All is great here at CTAM [Central Transantarctic Mountains, a single-season large camp focused on research]. My first week here we were scrambling to get ready for scientists to arrive. The first groups flew in and then we had a beautiful three day ground blizzard. Winds tore through our little camp, bringing snow from the south to collect in winding drifts around every tent/pallet/snow machine. This whole time the skies were perfectly blue and clear. It was a good reminder that I am in Antarctica, despite the galley full of various foods and new movies projected on pull down screens.
The storm cleared and we are racing to make up for lost time. Our helicopters and Twin Otter are busy shuttling scientists to various sites nearby for day or two week long studies. A C-130 comes daily from McMurdo, bearing new guests, fresh food, mail and resupply cargo.

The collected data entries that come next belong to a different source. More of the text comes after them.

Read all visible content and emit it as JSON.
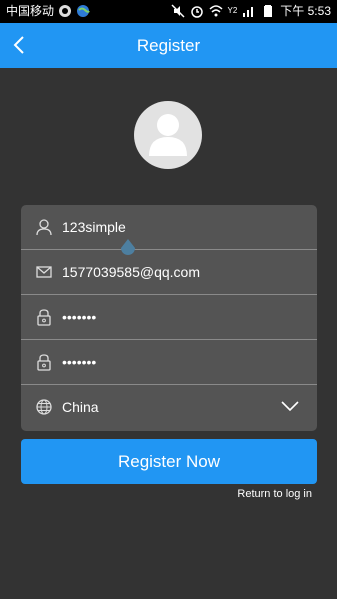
{
  "status_bar": {
    "carrier": "中国移动",
    "time_label": "下午 5:53",
    "signal_label": "Y2"
  },
  "header": {
    "title": "Register"
  },
  "form": {
    "username": "123simple",
    "email": "1577039585@qq.com",
    "password": "•••••••",
    "confirm_password": "•••••••",
    "country": "China"
  },
  "actions": {
    "register_label": "Register Now",
    "return_label": "Return to log in"
  },
  "icons": {
    "back": "back-arrow-icon",
    "user": "user-icon",
    "email": "envelope-icon",
    "password": "lock-icon",
    "country": "globe-icon",
    "dropdown": "chevron-down-icon"
  },
  "colors": {
    "accent": "#2196f3",
    "background": "#333333",
    "form_bg": "#545454"
  }
}
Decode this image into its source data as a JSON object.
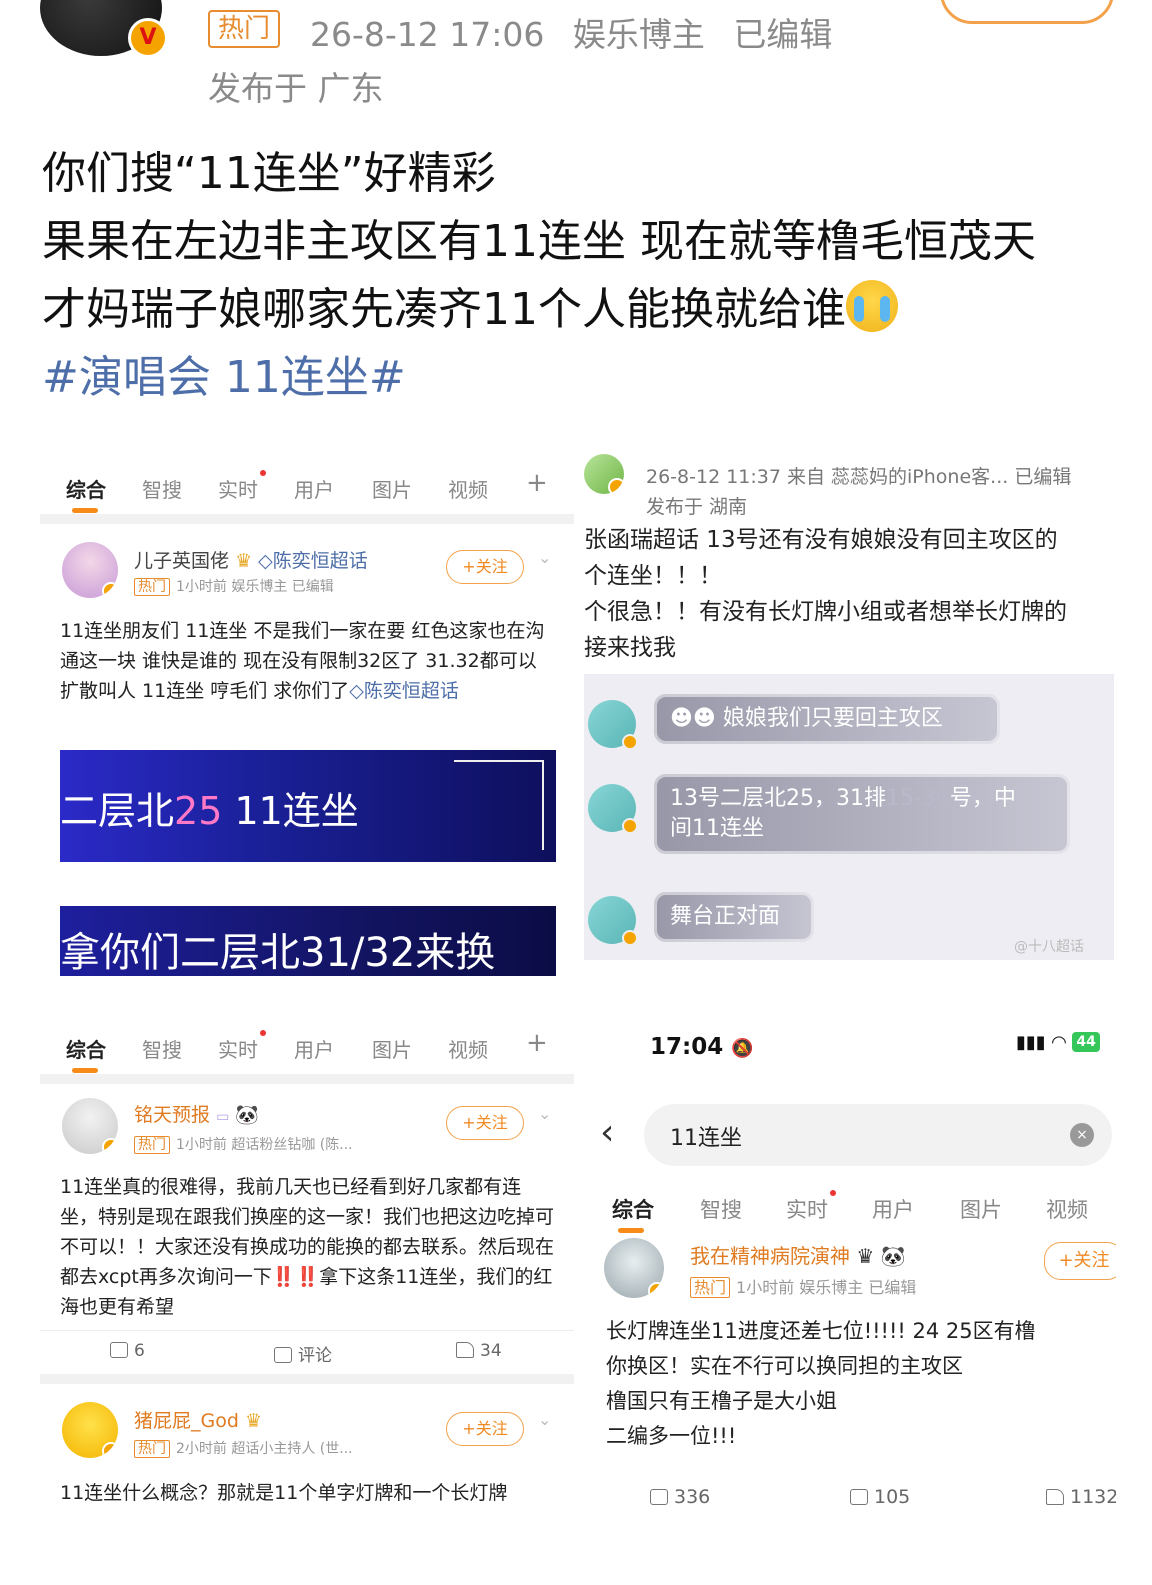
{
  "post": {
    "hot_tag": "热门",
    "time": "26-8-12 17:06",
    "role": "娱乐博主",
    "edited": "已编辑",
    "location": "发布于 广东",
    "line1": "你们搜“11连坐”好精彩",
    "line2": "果果在左边非主攻区有11连坐 现在就等橹毛恒茂天",
    "line3": "才妈瑞子娘哪家先凑齐11个人能换就给谁",
    "hashtag": "#演唱会 11连坐#",
    "emoji": "cry-emoji",
    "verify_badge": "V"
  },
  "tabs": {
    "labels": [
      "综合",
      "智搜",
      "实时",
      "用户",
      "图片",
      "视频",
      "+"
    ]
  },
  "panel1": {
    "user": "儿子英国佬",
    "supertopic": "陈奕恒超话",
    "hot": "热门",
    "meta": "1小时前  娱乐博主  已编辑",
    "follow": "+关注",
    "body": "11连坐朋友们 11连坐 不是我们一家在要 红色这家也在沟通这一块 谁快是谁的 现在没有限制32区了 31.32都可以 扩散叫人 11连坐 哼毛们 求你们了",
    "body_link": "陈奕恒超话",
    "banner1_prefix": "二层北",
    "banner1_hl": "25",
    "banner1_suffix": " 11连坐",
    "banner2": "拿你们二层北31/32来换"
  },
  "panel2": {
    "meta": "26-8-12 11:37  来自 蕊蕊妈的iPhone客...  已编辑",
    "location": "发布于 湖南",
    "line1": "张函瑞超话 13号还有没有娘娘没有回主攻区的",
    "line2": "个连坐！！！",
    "line3": "个很急！！有没有长灯牌小组或者想举长灯牌的",
    "line4": "接来找我",
    "bubble1": "娘娘我们只要回主攻区",
    "bubble2_a": "13号二层北25，31排",
    "bubble2_b": "15-36",
    "bubble2_c": "号，中",
    "bubble2_d": "间11连坐",
    "bubble3": "舞台正对面",
    "watermark": "@十八超话"
  },
  "panel3": {
    "user": "铭天预报",
    "hot": "热门",
    "meta": "1小时前  超话粉丝钻咖 (陈...",
    "follow": "+关注",
    "body_a": "11连坐真的很难得，我前几天也已经看到好几家都有连坐，特别是现在跟我们换座的这一家！我们也把这边吃掉可不可以！！大家还没有换成功的能换的都去联系。然后现在都去xcpt再多次询问一下",
    "bang": "‼️‼️",
    "body_b": "拿下这条11连坐，我们的红海也更有希望",
    "reposts": "6",
    "comments": "评论",
    "likes": "34",
    "user2": "猪屁屁_God",
    "hot2": "热门",
    "meta2": "2小时前  超话小主持人 (世...",
    "follow2": "+关注",
    "body2": "11连坐什么概念？那就是11个单字灯牌和一个长灯牌"
  },
  "panel4": {
    "time": "17:04",
    "battery": "44",
    "query": "11连坐",
    "clear": "×",
    "back": "‹",
    "tabs": [
      "综合",
      "智搜",
      "实时",
      "用户",
      "图片",
      "视频"
    ],
    "user": "我在精神病院演神",
    "hot": "热门",
    "meta": "1小时前  娱乐博主  已编辑",
    "follow": "+关注",
    "line1": "长灯牌连坐11进度还差七位!!!!!  24 25区有橹",
    "line2": "你换区！实在不行可以换同担的主攻区",
    "line3": "橹国只有王橹子是大小姐",
    "line4": "二编多一位!!!",
    "reposts": "336",
    "comments": "105",
    "likes": "1132"
  },
  "colors": {
    "accent": "#f08a24",
    "link": "#4d6ea8",
    "meta": "#8a8a8a"
  }
}
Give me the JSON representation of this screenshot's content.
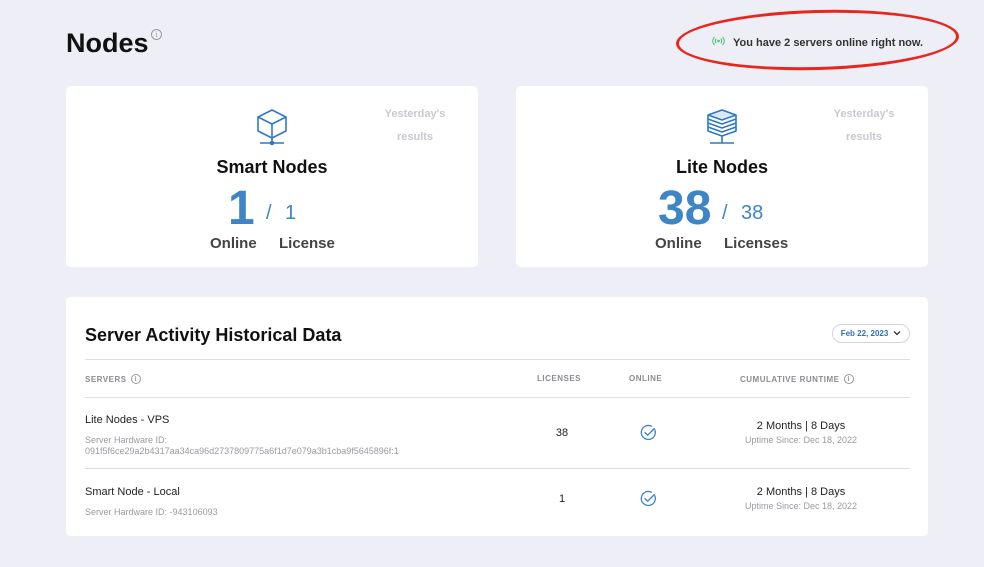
{
  "page": {
    "title": "Nodes"
  },
  "status": {
    "message": "You have 2 servers online right now."
  },
  "smart": {
    "title": "Smart Nodes",
    "online": "1",
    "licenses": "1",
    "online_label": "Online",
    "license_label": "License",
    "yesterday_line1": "Yesterday's",
    "yesterday_line2": "results"
  },
  "lite": {
    "title": "Lite Nodes",
    "online": "38",
    "licenses": "38",
    "online_label": "Online",
    "license_label": "Licenses",
    "yesterday_line1": "Yesterday's",
    "yesterday_line2": "results"
  },
  "history": {
    "title": "Server Activity Historical Data",
    "date": "Feb 22, 2023",
    "columns": {
      "servers": "SERVERS",
      "licenses": "LICENSES",
      "online": "ONLINE",
      "runtime": "CUMULATIVE RUNTIME"
    },
    "rows": [
      {
        "name": "Lite Nodes - VPS",
        "hw_label": "Server Hardware ID:",
        "hw_id": "091f5f6ce29a2b4317aa34ca96d2737809775a6f1d7e079a3b1cba9f5645896f:1",
        "licenses": "38",
        "runtime": "2 Months | 8 Days",
        "uptime": "Uptime Since: Dec 18, 2022"
      },
      {
        "name": "Smart Node - Local",
        "hw_label": "Server Hardware ID:",
        "hw_id": "-943106093",
        "licenses": "1",
        "runtime": "2 Months | 8 Days",
        "uptime": "Uptime Since: Dec 18, 2022"
      }
    ]
  },
  "colors": {
    "accent": "#3d85c6",
    "annotation": "#e8261d",
    "online_signal": "#3cc46a",
    "background": "#eeeef7"
  },
  "icons": [
    "info-icon",
    "signal-icon",
    "cube-network-icon",
    "server-stack-icon",
    "chevron-down-icon",
    "check-circle-icon"
  ]
}
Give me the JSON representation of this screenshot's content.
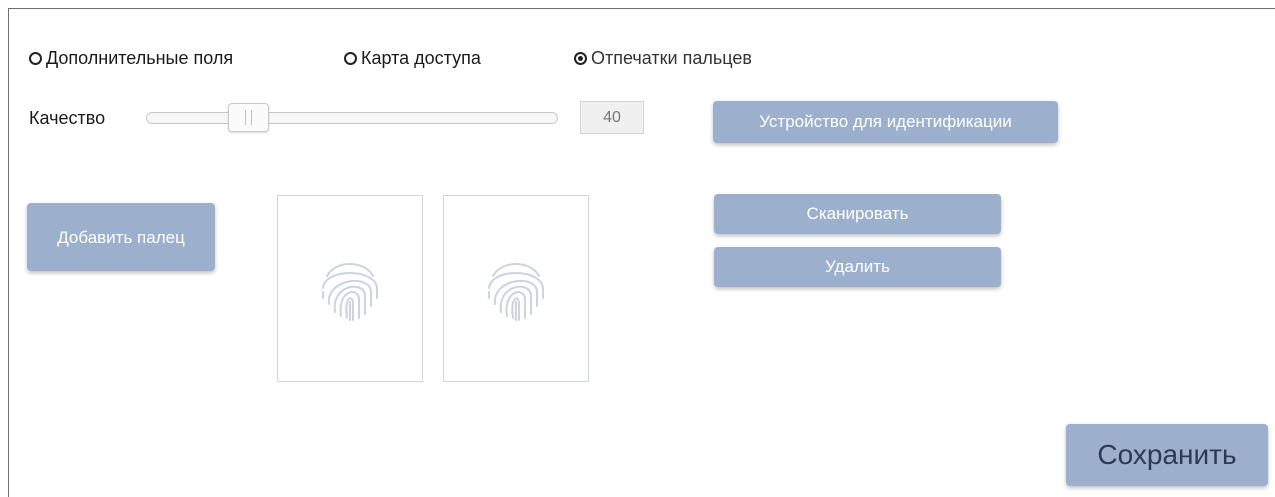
{
  "mode_options": [
    {
      "label": "Дополнительные поля",
      "checked": false
    },
    {
      "label": "Карта доступа",
      "checked": false
    },
    {
      "label": "Отпечатки пальцев",
      "checked": true
    }
  ],
  "quality": {
    "label": "Качество",
    "value": "40",
    "level": 0.22
  },
  "buttons": {
    "device": "Устройство для идентификации",
    "add_finger": "Добавить палец",
    "scan": "Сканировать",
    "delete": "Удалить",
    "save": "Сохранить"
  },
  "fingerprint_slots": [
    {
      "icon": "fingerprint-icon"
    },
    {
      "icon": "fingerprint-icon"
    }
  ],
  "colors": {
    "button_bg": "#9cb0cd",
    "button_text": "#ffffff",
    "fingerprint_icon": "#c9d3e2"
  }
}
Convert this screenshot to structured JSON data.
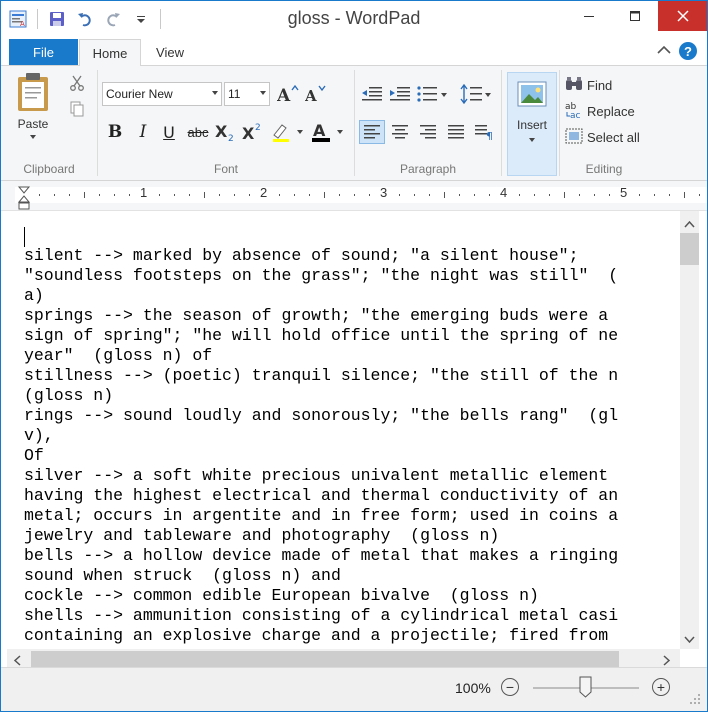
{
  "window": {
    "title": "gloss - WordPad"
  },
  "tabs": {
    "file": "File",
    "home": "Home",
    "view": "View"
  },
  "clipboard": {
    "paste_label": "Paste",
    "group_label": "Clipboard"
  },
  "font": {
    "family": "Courier New",
    "size": "11",
    "group_label": "Font"
  },
  "paragraph": {
    "group_label": "Paragraph"
  },
  "insert": {
    "label": "Insert"
  },
  "editing": {
    "find": "Find",
    "replace": "Replace",
    "select_all": "Select all",
    "group_label": "Editing"
  },
  "ruler": {
    "numbers": [
      "1",
      "2",
      "3",
      "4",
      "5"
    ]
  },
  "document": {
    "lines": [
      "silent --> marked by absence of sound; \"a silent house\";",
      "\"soundless footsteps on the grass\"; \"the night was still\"  (",
      "a)",
      "springs --> the season of growth; \"the emerging buds were a",
      "sign of spring\"; \"he will hold office until the spring of ne",
      "year\"  (gloss n) of",
      "stillness --> (poetic) tranquil silence; \"the still of the n",
      "(gloss n)",
      "rings --> sound loudly and sonorously; \"the bells rang\"  (gl",
      "v),",
      "Of",
      "silver --> a soft white precious univalent metallic element",
      "having the highest electrical and thermal conductivity of an",
      "metal; occurs in argentite and in free form; used in coins a",
      "jewelry and tableware and photography  (gloss n)",
      "bells --> a hollow device made of metal that makes a ringing",
      "sound when struck  (gloss n) and",
      "cockle --> common edible European bivalve  (gloss n)",
      "shells --> ammunition consisting of a cylindrical metal casi",
      "containing an explosive charge and a projectile; fired from"
    ]
  },
  "status": {
    "zoom": "100%"
  },
  "colors": {
    "accent": "#1979ca",
    "close": "#c7302b",
    "ribbon_bg": "#f5f6f7"
  }
}
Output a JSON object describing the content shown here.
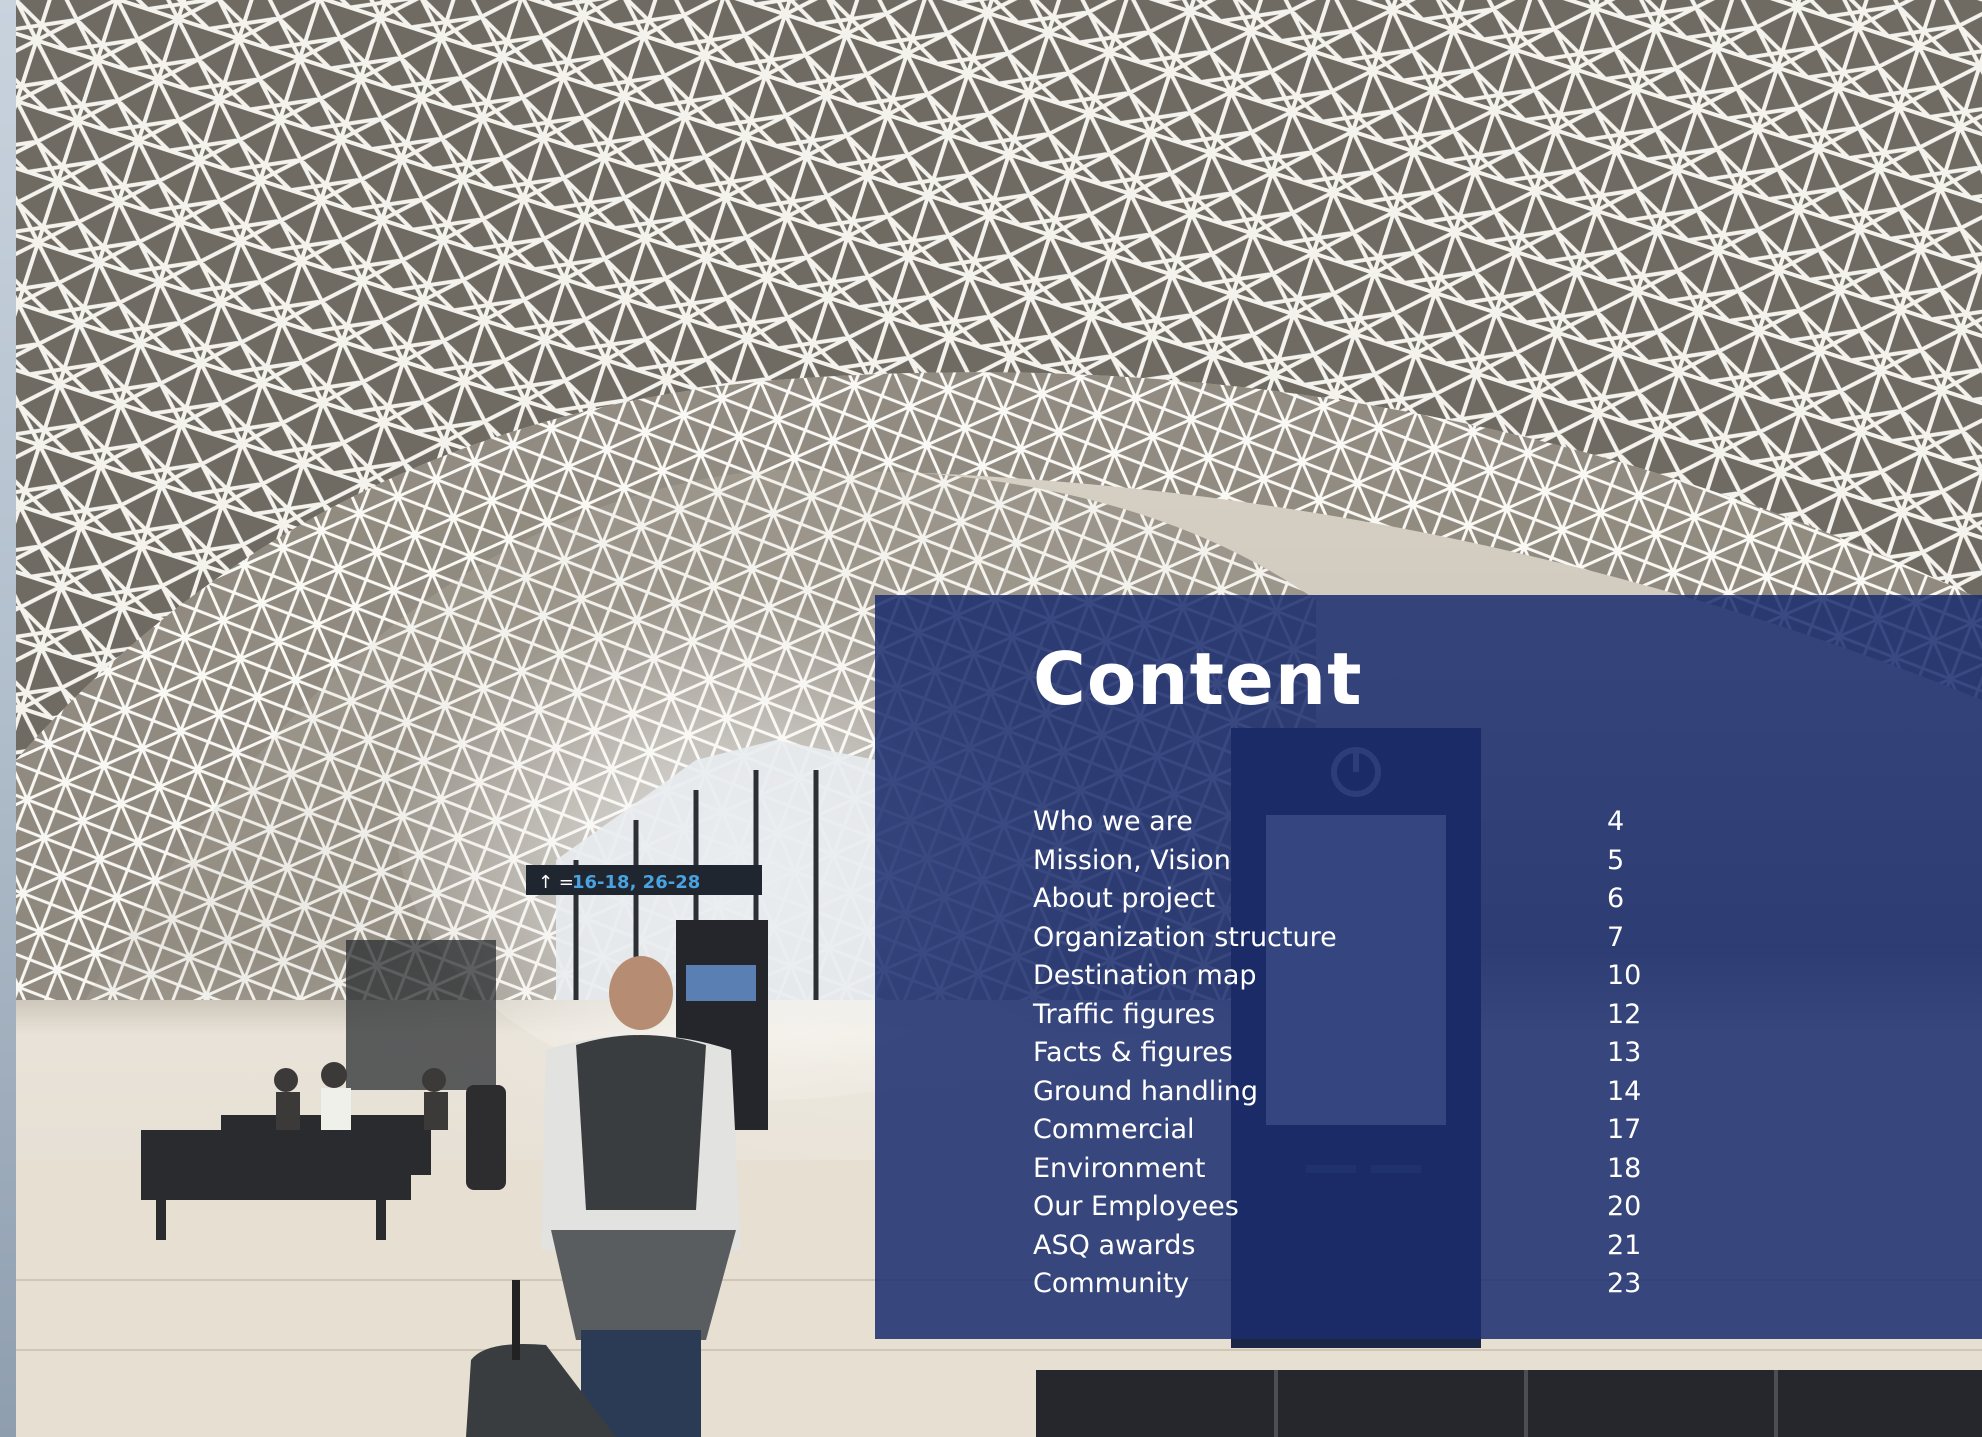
{
  "content": {
    "title": "Content",
    "items": [
      {
        "label": "Who we are",
        "page": "4"
      },
      {
        "label": "Mission, Vision",
        "page": "5"
      },
      {
        "label": "About project",
        "page": "6"
      },
      {
        "label": "Organization structure",
        "page": "7"
      },
      {
        "label": "Destination map",
        "page": "10"
      },
      {
        "label": "Traffic figures",
        "page": "12"
      },
      {
        "label": "Facts & figures",
        "page": "13"
      },
      {
        "label": "Ground handling",
        "page": "14"
      },
      {
        "label": "Commercial",
        "page": "17"
      },
      {
        "label": "Environment",
        "page": "18"
      },
      {
        "label": "Our Employees",
        "page": "20"
      },
      {
        "label": "ASQ awards",
        "page": "21"
      },
      {
        "label": "Community",
        "page": "23"
      }
    ]
  },
  "background": {
    "signage_text": "16-18, 26-28"
  },
  "colors": {
    "panel": "#1a2c6e",
    "text": "#ffffff"
  }
}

As a general assistant I spend time organizing cargo, reforming snow steps to buildings, unloading and loading aircraft, tracking who’s where in tent city, unfreezing drain pipes, shuttling cargo around on sleds, placing signs in camp, shoveling snow from the snow mine to the galley’s snow melter, and various tasks that come up. We generally work 11 hour days with Sundays off. On Sunday we head for the mountains closest to camp for hiking or skiing. The views are splendid and almost unreal. Towering mountains in all directions rising to blue sky. Snow and glaciers lap and swirl at their bases and the sun is always bright overhead. The silence is expansive and the crunch of your footsteps on the dry snow carries for a long way.